Court rulings in cases involving those who are open critics of Darwinism have been blatantly discriminatory, dishonest, and unconstitutional. Indications now exist that the Supreme Court is aware of this and may try to correct this problem in future rulings.

So Bergman, a non-lawyer/non-Constitutional scholar, thinks that when his side loses, the ruling is unconstitutional. Protecting the First Amendment is the definition of a constitutional ruling, but Bergman is pouting that impartial courts clearly see that his guys are wrong. Then he tells us that the Supreme Court needs to step in. Why? So the activist judges can legislate from the bench?

In past cases involving Darwin skeptics, my research of over 100 cases over the past 30 years indicates that schools typically presented trumped-up and often obviously bogus reasons for dismissal or denial of tenure such as incompetence, erroneous claims that a faculty member falsified documents, or other allegations that were clearly proposed to cover up the real reason—religious discrimination.

Of course it never crosses Bergman’s mind that maybe those were the actual reasons! Remember that the movie Expelled presented just a few cases of alleged discrimination. You would think that those cases would be the strongest examples. Yet in every case, discrimination is not the real story.
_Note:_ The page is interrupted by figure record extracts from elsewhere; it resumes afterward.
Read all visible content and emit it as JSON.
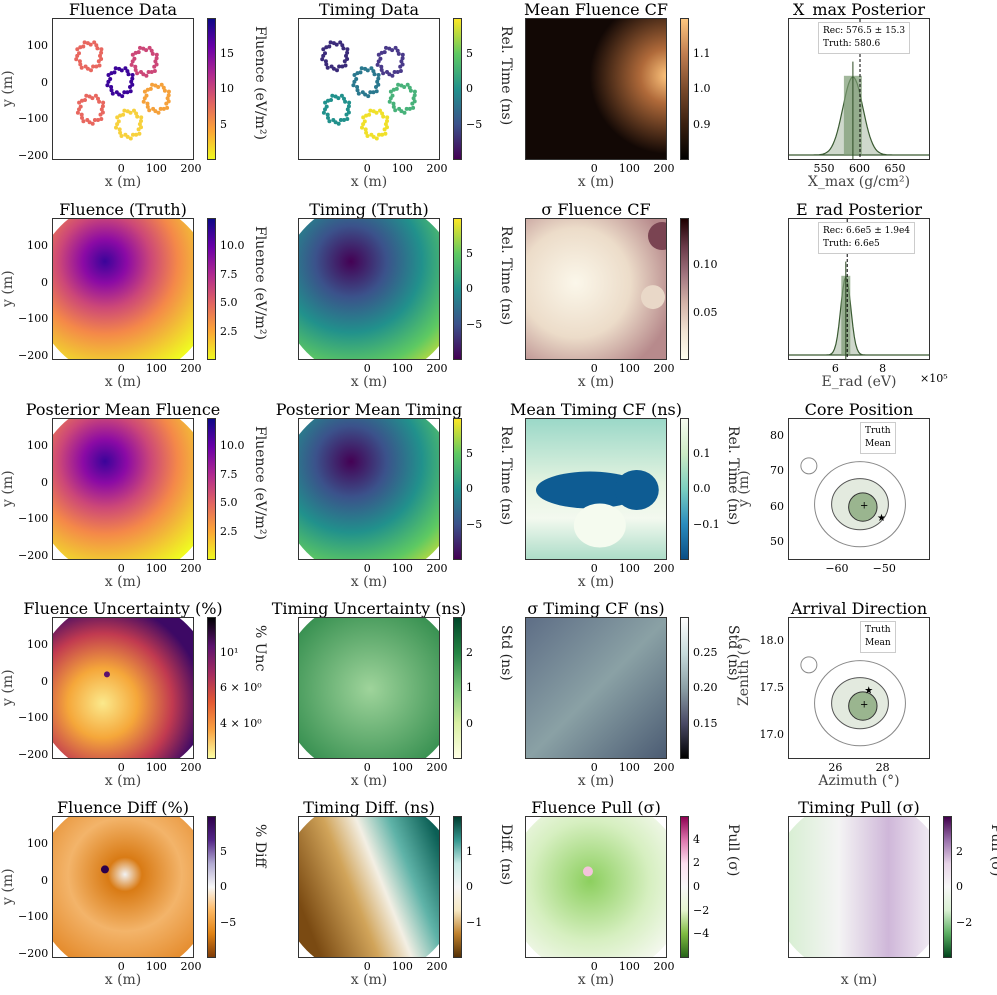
{
  "chart_data": [
    {
      "type": "scatter",
      "title": "Fluence Data",
      "xlabel": "x (m)",
      "ylabel": "y (m)",
      "cbar_label": "Fluence (eV/m²)",
      "cbar_ticks": [
        "5",
        "10",
        "15"
      ],
      "cmap": "plasma_r"
    },
    {
      "type": "scatter",
      "title": "Timing Data",
      "xlabel": "x (m)",
      "ylabel": "",
      "cbar_label": "Rel. Time (ns)",
      "cbar_ticks": [
        "−5",
        "0",
        "5"
      ],
      "cmap": "viridis"
    },
    {
      "type": "heatmap",
      "title": "Mean Fluence CF",
      "xlabel": "x (m)",
      "cbar_label": "",
      "cbar_ticks": [
        "0.9",
        "1.0",
        "1.1"
      ],
      "cmap": "copper"
    },
    {
      "type": "area",
      "title": "X_max Posterior",
      "xlabel": "X_max (g/cm²)",
      "x_ticks": [
        "550",
        "600",
        "650"
      ],
      "legend": [
        "Rec: 576.5 ± 15.3",
        "Truth: 580.6"
      ]
    },
    {
      "type": "heatmap",
      "title": "Fluence (Truth)",
      "xlabel": "x (m)",
      "ylabel": "y (m)",
      "cbar_label": "Fluence (eV/m²)",
      "cbar_ticks": [
        "2.5",
        "5.0",
        "7.5",
        "10.0"
      ]
    },
    {
      "type": "heatmap",
      "title": "Timing (Truth)",
      "xlabel": "x (m)",
      "cbar_label": "Rel. Time (ns)",
      "cbar_ticks": [
        "−5",
        "0",
        "5"
      ]
    },
    {
      "type": "heatmap",
      "title": "σ Fluence CF",
      "xlabel": "x (m)",
      "cbar_label": "",
      "cbar_ticks": [
        "0.05",
        "0.10"
      ]
    },
    {
      "type": "area",
      "title": "E_rad Posterior",
      "xlabel": "E_rad (eV)",
      "x_ticks": [
        "6",
        "8"
      ],
      "multiplier": "×10⁵",
      "legend": [
        "Rec: 6.6e5 ± 1.9e4",
        "Truth: 6.6e5"
      ]
    },
    {
      "type": "heatmap",
      "title": "Posterior Mean Fluence",
      "xlabel": "x (m)",
      "ylabel": "y (m)",
      "cbar_label": "Fluence (eV/m²)",
      "cbar_ticks": [
        "2.5",
        "5.0",
        "7.5",
        "10.0"
      ]
    },
    {
      "type": "heatmap",
      "title": "Posterior Mean Timing",
      "xlabel": "x (m)",
      "cbar_label": "Rel. Time (ns)",
      "cbar_ticks": [
        "−5",
        "0",
        "5"
      ]
    },
    {
      "type": "heatmap",
      "title": "Mean Timing CF (ns)",
      "xlabel": "x (m)",
      "cbar_label": "Rel. Time (ns)",
      "cbar_ticks": [
        "−0.1",
        "0.0",
        "0.1"
      ]
    },
    {
      "type": "scatter",
      "title": "Core Position",
      "xlabel": "",
      "ylabel": "y (m)",
      "x_ticks": [
        "−60",
        "−50"
      ],
      "y_ticks": [
        "50",
        "60",
        "70",
        "80"
      ],
      "legend": [
        "Truth",
        "Mean"
      ]
    },
    {
      "type": "heatmap",
      "title": "Fluence Uncertainty (%)",
      "xlabel": "x (m)",
      "ylabel": "y (m)",
      "cbar_label": "% Unc",
      "cbar_ticks": [
        "4 × 10⁰",
        "6 × 10⁰",
        "10¹"
      ]
    },
    {
      "type": "heatmap",
      "title": "Timing Uncertainty (ns)",
      "xlabel": "x (m)",
      "cbar_label": "Std (ns)",
      "cbar_ticks": [
        "0",
        "1",
        "2"
      ]
    },
    {
      "type": "heatmap",
      "title": "σ Timing CF (ns)",
      "xlabel": "x (m)",
      "cbar_label": "Std (ns)",
      "cbar_ticks": [
        "0.15",
        "0.20",
        "0.25"
      ]
    },
    {
      "type": "scatter",
      "title": "Arrival Direction",
      "xlabel": "Azimuth (°)",
      "ylabel": "Zenith (°)",
      "x_ticks": [
        "26",
        "28"
      ],
      "y_ticks": [
        "17.0",
        "17.5",
        "18.0"
      ],
      "legend": [
        "Truth",
        "Mean"
      ]
    },
    {
      "type": "heatmap",
      "title": "Fluence Diff (%)",
      "xlabel": "x (m)",
      "ylabel": "y (m)",
      "cbar_label": "% Diff",
      "cbar_ticks": [
        "−5",
        "0",
        "5"
      ]
    },
    {
      "type": "heatmap",
      "title": "Timing Diff. (ns)",
      "xlabel": "x (m)",
      "cbar_label": "Diff. (ns)",
      "cbar_ticks": [
        "−1",
        "0",
        "1"
      ]
    },
    {
      "type": "heatmap",
      "title": "Fluence Pull (σ)",
      "xlabel": "x (m)",
      "cbar_label": "Pull (σ)",
      "cbar_ticks": [
        "−4",
        "−2",
        "0",
        "2",
        "4"
      ]
    },
    {
      "type": "heatmap",
      "title": "Timing Pull (σ)",
      "xlabel": "x (m)",
      "cbar_label": "Pull (σ)",
      "cbar_ticks": [
        "−2",
        "0",
        "2"
      ]
    }
  ],
  "axes": {
    "xy_x_ticks": [
      "0",
      "100",
      "200"
    ],
    "xy_y_ticks": [
      "100",
      "0",
      "−100",
      "−200"
    ],
    "xy_xlim": [
      -200,
      210
    ],
    "xy_ylim": [
      -210,
      175
    ]
  }
}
Bergman then gets into the specific cases that this chapter is devoted to: The Peloza, Bishop, and Johnson Cases. I don’t have access to all of the materials that Bergman does, so I have no way of knowing what the real story is. It’s fair to assume that these cases are no stronger than those portrayed in Expelled.

The Bishop case is a possible exception to this. On its surface, and as portrayed by Bergman, it does appear that maybe the courts went too far. Allegedly, Bishop, a college professor, mentioned very briefly that he “doubted Darwin”, and that’s the extent of what he said. Supposedly he spent no more than 2–5 minutes out of the entire 2250 minutes of class time. I have no problem with a professor very briefly mentioning this. In fact, I would think it’s beneficial for the students to know what the professor’s biases are, so they can be aware of how they might color his instruction.

As we’ve seen from Expelled, cases like this are seldom exactly as portrayed by the creationists in their whine-fests. I would certainly be open to finding out more about this case, but I can’t take Bergman at his word here. His book has not managed to prove its credibility in the rest of this chapter.

Throughout Bergman’s discussion of these cases, he repeatedly makes two assertions: That evolution is atheistic and that creationism isn’t religious. Both of these assertions are false.

Evolution is atheistic in the same way that history is atheistic. Neither assumes a divine influence or guiding hand. What’s doubly puzzling is how Bergman can “see” the atheism in evolution, but he can’t see the obvious religion in creationism. He tries to frame the creationism as merely “anti-Darwin”, but this is a mere word-game.

Creationists like Bergman get so hung up on linking evolution to Darwin (apparently trying to paint biology as a cult of hero worship) that they get snagged on the many parts of evolution that are non-Darwinian. Darwin only proposed natural and sexual selection as the mechanisms by which evolution took place. Our understanding is much more complete now. The scientific literature is full of non-Darwinian articles. This fact alone puts the lie to everything Bergman writes in this book and Stein says in his movie.